A gothic steel gate emblazoned with the words Cardiff Royal Infirmary greet you, as ominous as they are ornate. They lead you towards the monolithic main building of a hospital whose mysteries have captured the minds of locals in the decades since its opening (?).
The hospital sits on Newport Road, its neo-Gothic buildings like a detour into a Bronte novel. In 1999 the hospital ceased operation sitting abandoned until its restoration nearly a decade later.
According to the Paranormal Database, the hospital has been home to multiple sightings of a ghost known as the “Matron”. A plumber working during the restoration noted having seen a woman dressed in old-fashioned clothing and bonnet who vanished without warning. A local legend warns those who see an old woman in grey who offers them a drink not to take it as they will die within a week of consuming.
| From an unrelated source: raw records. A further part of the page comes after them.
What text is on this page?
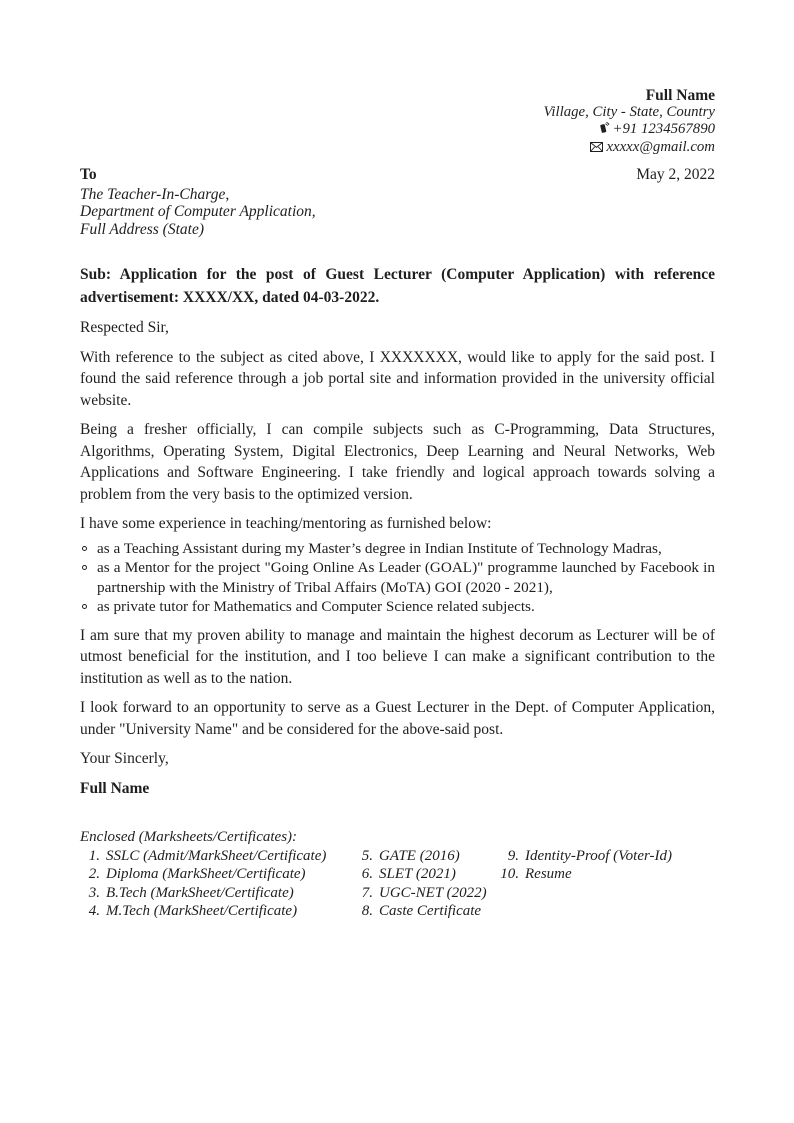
Full Name
Village, City - State, Country
+91 1234567890
xxxxx@gmail.com
To	May 2, 2022
The Teacher-In-Charge,
Department of Computer Application,
Full Address (State)

Sub: Application for the post of Guest Lecturer (Computer Application) with reference advertisement: XXXX/XX, dated 04-03-2022.

Respected Sir,

With reference to the subject as cited above, I XXXXXXX, would like to apply for the said post. I found the said reference through a job portal site and information provided in the university official website.

Being a fresher officially, I can compile subjects such as C-Programming, Data Structures, Algorithms, Operating System, Digital Electronics, Deep Learning and Neural Networks, Web Applications and Software Engineering. I take friendly and logical approach towards solving a problem from the very basis to the optimized version.

I have some experience in teaching/mentoring as furnished below:

as a Teaching Assistant during my Master’s degree in Indian Institute of Technology Madras,
as a Mentor for the project "Going Online As Leader (GOAL)" programme launched by Facebook in partnership with the Ministry of Tribal Affairs (MoTA) GOI (2020 - 2021),
as private tutor for Mathematics and Computer Science related subjects.

I am sure that my proven ability to manage and maintain the highest decorum as Lecturer will be of utmost beneficial for the institution, and I too believe I can make a significant contribution to the institution as well as to the nation.

I look forward to an opportunity to serve as a Guest Lecturer in the Dept. of Computer Application, under "University Name" and be considered for the above-said post.

Your Sincerly,

Full Name

Enclosed (Marksheets/Certificates):
1. SSLC (Admit/MarkSheet/Certificate)
2. Diploma (MarkSheet/Certificate)
3. B.Tech (MarkSheet/Certificate)
4. M.Tech (MarkSheet/Certificate)
5. GATE (2016)
6. SLET (2021)
7. UGC-NET (2022)
8. Caste Certificate
9. Identity-Proof (Voter-Id)
10. Resume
Abandon all hope ye who enter
The Royal Infirmary isn’t the only haunted hospital famous for its ghostly apparitions. Llandough hospital is home to one of the cities most unusual ghost stories. The hospital, which was opened between World War I and World War II in 1933 is home to the story of a pregnant woman who had been sleeping when she awoke to find a nurse standing at the foot of her bed. She described the nurse in question as wearing an old-fashioned uniform.
The ghost seen by the pregnant woman in 2002 is said to be the apparition of a nurse who had died decades earlier. The nurse had told her colleague that she had just seen her own body lying on a bed in the hospital. A week later she died of typhoid fever and her body was placed in the same bed she had reportedly seen herself in the week prior.
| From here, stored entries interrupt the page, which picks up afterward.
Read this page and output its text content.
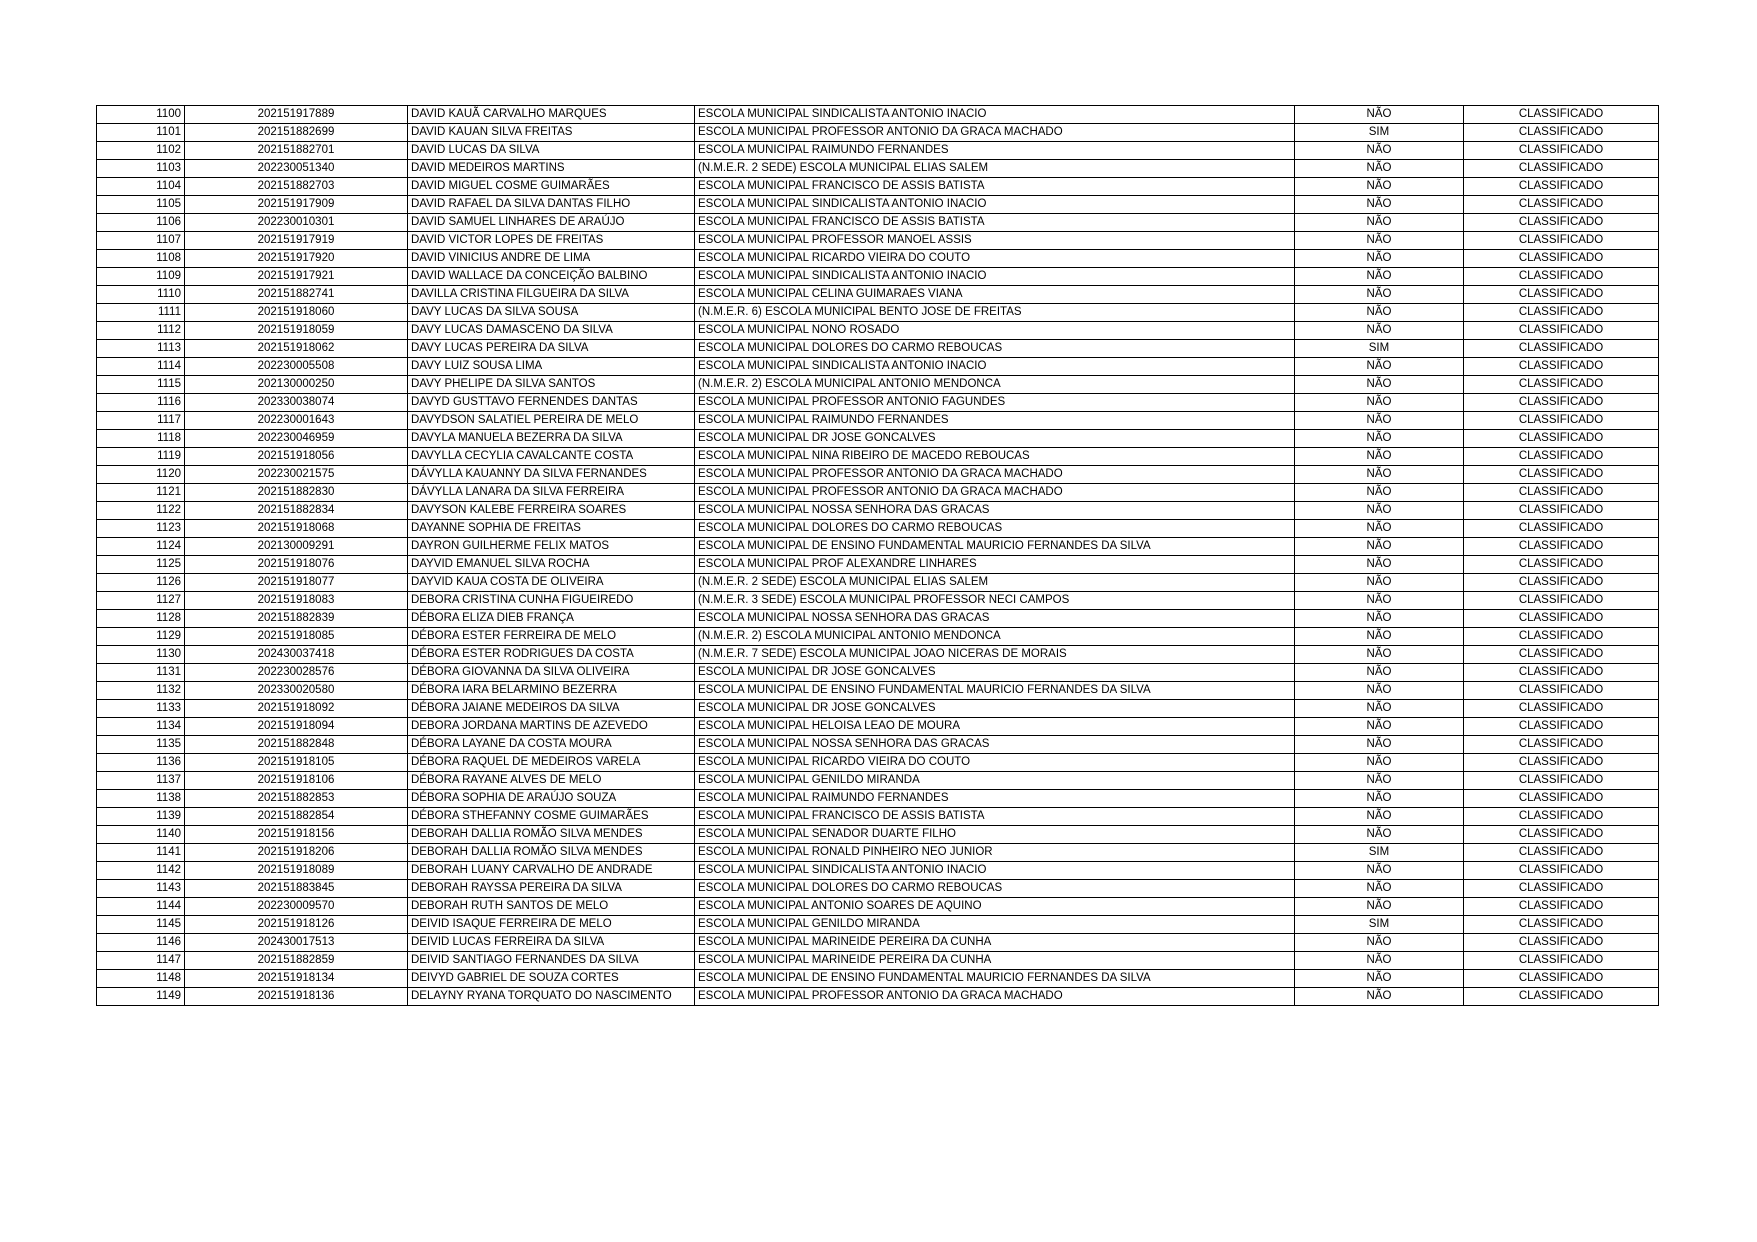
1100	202151917889	DAVID KAUÃ CARVALHO MARQUES	ESCOLA MUNICIPAL SINDICALISTA ANTONIO INACIO	NÃO	CLASSIFICADO
1101	202151882699	DAVID KAUAN SILVA FREITAS	ESCOLA MUNICIPAL PROFESSOR ANTONIO DA GRACA MACHADO	SIM	CLASSIFICADO
1102	202151882701	DAVID LUCAS DA SILVA	ESCOLA MUNICIPAL RAIMUNDO FERNANDES	NÃO	CLASSIFICADO
1103	202230051340	DAVID MEDEIROS MARTINS	(N.M.E.R. 2 SEDE) ESCOLA MUNICIPAL ELIAS SALEM	NÃO	CLASSIFICADO
1104	202151882703	DAVID MIGUEL COSME GUIMARÃES	ESCOLA MUNICIPAL FRANCISCO DE ASSIS BATISTA	NÃO	CLASSIFICADO
1105	202151917909	DAVID RAFAEL DA SILVA DANTAS FILHO	ESCOLA MUNICIPAL SINDICALISTA ANTONIO INACIO	NÃO	CLASSIFICADO
1106	202230010301	DAVID SAMUEL LINHARES DE ARAÚJO	ESCOLA MUNICIPAL FRANCISCO DE ASSIS BATISTA	NÃO	CLASSIFICADO
1107	202151917919	DAVID VICTOR LOPES DE FREITAS	ESCOLA MUNICIPAL PROFESSOR MANOEL ASSIS	NÃO	CLASSIFICADO
1108	202151917920	DAVID VINICIUS ANDRE DE LIMA	ESCOLA MUNICIPAL RICARDO VIEIRA DO COUTO	NÃO	CLASSIFICADO
1109	202151917921	DAVID WALLACE DA CONCEIÇÃO BALBINO	ESCOLA MUNICIPAL SINDICALISTA ANTONIO INACIO	NÃO	CLASSIFICADO
1110	202151882741	DAVILLA CRISTINA FILGUEIRA DA SILVA	ESCOLA MUNICIPAL CELINA GUIMARAES VIANA	NÃO	CLASSIFICADO
1111	202151918060	DAVY LUCAS DA SILVA SOUSA	(N.M.E.R. 6) ESCOLA MUNICIPAL BENTO JOSE DE FREITAS	NÃO	CLASSIFICADO
1112	202151918059	DAVY LUCAS DAMASCENO DA SILVA	ESCOLA MUNICIPAL NONO ROSADO	NÃO	CLASSIFICADO
1113	202151918062	DAVY LUCAS PEREIRA DA SILVA	ESCOLA MUNICIPAL DOLORES DO CARMO REBOUCAS	SIM	CLASSIFICADO
1114	202230005508	DAVY LUIZ SOUSA LIMA	ESCOLA MUNICIPAL SINDICALISTA ANTONIO INACIO	NÃO	CLASSIFICADO
1115	202130000250	DAVY PHELIPE DA SILVA SANTOS	(N.M.E.R. 2) ESCOLA MUNICIPAL ANTONIO MENDONCA	NÃO	CLASSIFICADO
1116	202330038074	DAVYD GUSTTAVO FERNENDES DANTAS	ESCOLA MUNICIPAL PROFESSOR ANTONIO FAGUNDES	NÃO	CLASSIFICADO
1117	202230001643	DAVYDSON SALATIEL PEREIRA DE MELO	ESCOLA MUNICIPAL RAIMUNDO FERNANDES	NÃO	CLASSIFICADO
1118	202230046959	DAVYLA MANUELA BEZERRA DA SILVA	ESCOLA MUNICIPAL DR JOSE GONCALVES	NÃO	CLASSIFICADO
1119	202151918056	DAVYLLA CECYLIA CAVALCANTE COSTA	ESCOLA MUNICIPAL NINA RIBEIRO DE MACEDO REBOUCAS	NÃO	CLASSIFICADO
1120	202230021575	DÁVYLLA KAUANNY DA SILVA FERNANDES	ESCOLA MUNICIPAL PROFESSOR ANTONIO DA GRACA MACHADO	NÃO	CLASSIFICADO
1121	202151882830	DÁVYLLA LANARA DA SILVA FERREIRA	ESCOLA MUNICIPAL PROFESSOR ANTONIO DA GRACA MACHADO	NÃO	CLASSIFICADO
1122	202151882834	DAVYSON KALEBE FERREIRA SOARES	ESCOLA MUNICIPAL NOSSA SENHORA DAS GRACAS	NÃO	CLASSIFICADO
1123	202151918068	DAYANNE SOPHIA DE FREITAS	ESCOLA MUNICIPAL DOLORES DO CARMO REBOUCAS	NÃO	CLASSIFICADO
1124	202130009291	DAYRON GUILHERME FELIX MATOS	ESCOLA MUNICIPAL DE ENSINO FUNDAMENTAL MAURICIO FERNANDES DA SILVA	NÃO	CLASSIFICADO
1125	202151918076	DAYVID EMANUEL SILVA ROCHA	ESCOLA MUNICIPAL PROF ALEXANDRE LINHARES	NÃO	CLASSIFICADO
1126	202151918077	DAYVID KAUA COSTA DE OLIVEIRA	(N.M.E.R. 2 SEDE) ESCOLA MUNICIPAL ELIAS SALEM	NÃO	CLASSIFICADO
1127	202151918083	DEBORA CRISTINA CUNHA FIGUEIREDO	(N.M.E.R. 3 SEDE) ESCOLA MUNICIPAL PROFESSOR NECI CAMPOS	NÃO	CLASSIFICADO
1128	202151882839	DÉBORA ELIZA DIEB FRANÇA	ESCOLA MUNICIPAL NOSSA SENHORA DAS GRACAS	NÃO	CLASSIFICADO
1129	202151918085	DÉBORA ESTER FERREIRA DE MELO	(N.M.E.R. 2) ESCOLA MUNICIPAL ANTONIO MENDONCA	NÃO	CLASSIFICADO
1130	202430037418	DÉBORA ESTER RODRIGUES DA COSTA	(N.M.E.R. 7 SEDE) ESCOLA MUNICIPAL JOAO NICERAS DE MORAIS	NÃO	CLASSIFICADO
1131	202230028576	DÉBORA GIOVANNA DA SILVA OLIVEIRA	ESCOLA MUNICIPAL DR JOSE GONCALVES	NÃO	CLASSIFICADO
1132	202330020580	DÉBORA IARA BELARMINO BEZERRA	ESCOLA MUNICIPAL DE ENSINO FUNDAMENTAL MAURICIO FERNANDES DA SILVA	NÃO	CLASSIFICADO
1133	202151918092	DÉBORA JAIANE MEDEIROS DA SILVA	ESCOLA MUNICIPAL DR JOSE GONCALVES	NÃO	CLASSIFICADO
1134	202151918094	DEBORA JORDANA MARTINS DE AZEVEDO	ESCOLA MUNICIPAL HELOISA LEAO DE MOURA	NÃO	CLASSIFICADO
1135	202151882848	DÉBORA LAYANE DA COSTA MOURA	ESCOLA MUNICIPAL NOSSA SENHORA DAS GRACAS	NÃO	CLASSIFICADO
1136	202151918105	DÉBORA RAQUEL DE MEDEIROS VARELA	ESCOLA MUNICIPAL RICARDO VIEIRA DO COUTO	NÃO	CLASSIFICADO
1137	202151918106	DÉBORA RAYANE ALVES DE MELO	ESCOLA MUNICIPAL GENILDO MIRANDA	NÃO	CLASSIFICADO
1138	202151882853	DÉBORA SOPHIA DE ARAÚJO SOUZA	ESCOLA MUNICIPAL RAIMUNDO FERNANDES	NÃO	CLASSIFICADO
1139	202151882854	DÉBORA STHEFANNY COSME GUIMARÃES	ESCOLA MUNICIPAL FRANCISCO DE ASSIS BATISTA	NÃO	CLASSIFICADO
1140	202151918156	DEBORAH DALLIA ROMÃO SILVA MENDES	ESCOLA MUNICIPAL SENADOR DUARTE FILHO	NÃO	CLASSIFICADO
1141	202151918206	DEBORAH DALLIA ROMÃO SILVA MENDES	ESCOLA MUNICIPAL RONALD PINHEIRO NEO JUNIOR	SIM	CLASSIFICADO
1142	202151918089	DEBORAH LUANY CARVALHO DE ANDRADE	ESCOLA MUNICIPAL SINDICALISTA ANTONIO INACIO	NÃO	CLASSIFICADO
1143	202151883845	DEBORAH RAYSSA PEREIRA DA SILVA	ESCOLA MUNICIPAL DOLORES DO CARMO REBOUCAS	NÃO	CLASSIFICADO
1144	202230009570	DEBORAH RUTH SANTOS DE MELO	ESCOLA MUNICIPAL ANTONIO SOARES DE AQUINO	NÃO	CLASSIFICADO
1145	202151918126	DEIVID ISAQUE FERREIRA DE MELO	ESCOLA MUNICIPAL GENILDO MIRANDA	SIM	CLASSIFICADO
1146	202430017513	DEIVID LUCAS FERREIRA DA SILVA	ESCOLA MUNICIPAL MARINEIDE PEREIRA DA CUNHA	NÃO	CLASSIFICADO
1147	202151882859	DEIVID SANTIAGO FERNANDES DA SILVA	ESCOLA MUNICIPAL MARINEIDE PEREIRA DA CUNHA	NÃO	CLASSIFICADO
1148	202151918134	DEIVYD GABRIEL DE SOUZA CORTES	ESCOLA MUNICIPAL DE ENSINO FUNDAMENTAL MAURICIO FERNANDES DA SILVA	NÃO	CLASSIFICADO
1149	202151918136	DELAYNY RYANA TORQUATO DO NASCIMENTO	ESCOLA MUNICIPAL PROFESSOR ANTONIO DA GRACA MACHADO	NÃO	CLASSIFICADO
Many people have paranormal experiences in hospitals due to their proximity to death leading investigators and academics to try and understand their validity. Many universities have set up dedicated departments to investigate hauntings and unexplained phenomena. One such department is the department of anomalistic psychology at Goldsmith’s University.
Professor Christopher French, who leads the department’s research, stated that “regardless of whether people are religious or not it is not uncommon for people to start reporting potentially paranormal experiences following a bereavement. The most common types of experiences include such things as feeling a strong sense of presence.”
With academics searching for a scientific explanation to many of the stories are we closer to an answering what makes Cardiff the most haunted city in Wales? With many of the most haunted locations being hospitals and castles, places famous for seeing their share of death over the years, it seems like there might be a psychological explanation for the phenomena but that still doesn’t explain the feeling of dread you get when standing in the courtyard of Cardiff’s Royal Infirmary. Does anyone have the number for the Ghostbusters?